On my husband’s side of the family:

  1. Sophia King reportedly married William Sturgill of Ashe County, North Carolina in the early 1800s. Her name is found in a Sturgill history, but no document has ever been found that gives the first or last name of William Sturgill’s wife. William Sturgill has many descendants and every single tree names her as his wife. No documentation on any of them, aside from a family history book stating her name, but cites no sources either.
  2. The King problem is compounded by online family trees saying her parents are Edward King and Felicia “Freely” Lewis from Maryland. Not only are there no documents naming Sophia King as Mrs. Sturgill, there are no sources cited linking her to her reputed parents or even that the parents themselves existed.
  3. George Baker and Esther Robertson are two of my husband’s 4X great grandparents. Even by the time they were born in the 1700s, there were a gazillion other related Bakers floating around. Not only is the surname common, they all used the same few given names over and over so that multiple cousins close in age all had the same first name. No one has been able to sort out the earlier generations with any proof. Having said that, it is thought that George’s father was one of the John Bakers in the neighborhood.

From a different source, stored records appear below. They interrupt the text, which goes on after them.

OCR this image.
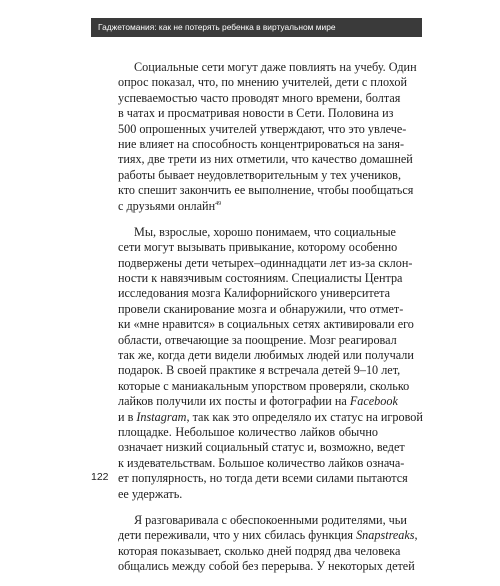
Гаджетомания: как не потерять ребенка в виртуальном мире
Социальные сети могут даже повлиять на учебу. Один
опрос показал, что, по мнению учителей, дети с плохой
успеваемостью часто проводят много времени, болтая
в чатах и просматривая новости в Сети. Половина из
500 опрошенных учителей утверждают, что это увлече-
ние влияет на способность концентрироваться на заня-
тиях, две трети из них отметили, что качество домашней
работы бывает неудовлетворительным у тех учеников,
кто спешит закончить ее выполнение, чтобы пообщаться
с друзьями онлайн$^{49}$
Мы, взрослые, хорошо понимаем, что социальные
сети могут вызывать привыкание, которому особенно
подвержены дети четырех–одиннадцати лет из-за склон-
ности к навязчивым состояниям. Специалисты Центра
исследования мозга Калифорнийского университета
провели сканирование мозга и обнаружили, что отмет-
ки «мне нравится» в социальных сетях активировали его
области, отвечающие за поощрение. Мозг реагировал
так же, когда дети видели любимых людей или получали
подарок. В своей практике я встречала детей 9–10 лет,
которые с маниакальным упорством проверяли, сколько
лайков получили их посты и фотографии на Facebook
и в Instagram, так как это определяло их статус на игровой
площадке. Небольшое количество лайков обычно
означает низкий социальный статус и, возможно, ведет
к издевательствам. Большое количество лайков означа-
ет популярность, но тогда дети всеми силами пытаются
ее удержать.
Я разговаривала с обеспокоенными родителями, чьи
дети переживали, что у них сбилась функция Snapstreaks,
которая показывает, сколько дней подряд два человека
общались между собой без перерыва. У некоторых детей
122
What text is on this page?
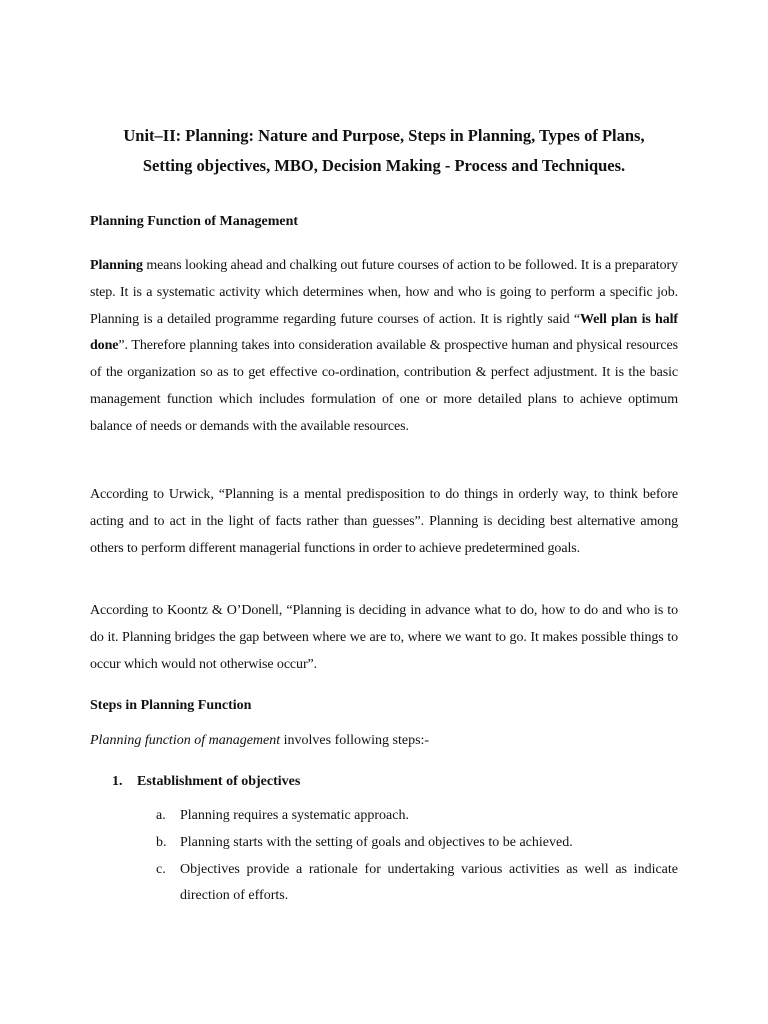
Unit–II: Planning: Nature and Purpose, Steps in Planning, Types of Plans,
Setting objectives, MBO, Decision Making - Process and Techniques.
Planning Function of Management

Planning means looking ahead and chalking out future courses of action to be followed. It is a preparatory step. It is a systematic activity which determines when, how and who is going to perform a specific job. Planning is a detailed programme regarding future courses of action. It is rightly said “Well plan is half done”. Therefore planning takes into consideration available & prospective human and physical resources of the organization so as to get effective co-ordination, contribution & perfect adjustment. It is the basic management function which includes formulation of one or more detailed plans to achieve optimum balance of needs or demands with the available resources.

According to Urwick, “Planning is a mental predisposition to do things in orderly way, to think before acting and to act in the light of facts rather than guesses”. Planning is deciding best alternative among others to perform different managerial functions in order to achieve predetermined goals.

According to Koontz & O’Donell, “Planning is deciding in advance what to do, how to do and who is to do it. Planning bridges the gap between where we are to, where we want to go. It makes possible things to occur which would not otherwise occur”.

Steps in Planning Function

Planning function of management involves following steps:-

1. Establishment of objectives

a. Planning requires a systematic approach.
b. Planning starts with the setting of goals and objectives to be achieved.
c. Objectives provide a rationale for undertaking various activities as well as indicate direction of efforts.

Not surprisingly, while checking out Dave’s DNA matches, up came the Baker family. John Baker is shown as the father of George and a number of other children. His wife is called Elizabeth Terrill.

However, the FamilySearch Family Tree states, correctly, that not a single document has been found that ever names John Baker’s wife, not even her first name.

This is my favorite find, though:

Someone has a photograph of John Baker, taken when he was a relatively young man, maybe 40-50 years old! This image appears on probably 100 of my husband’s DNA matches.

Oh, wait! Notice John’s birth and death dates. He died in 1831 – six years before photography was invented.

Rant finished! People, please look carefully at what the DNA results are telling you.

The reputed common ancestor is just a myth unless there is corresponding documentation linking that person to at least one of his/her children.

DNA results must be used in connection with traditional genealogical research with identified sources.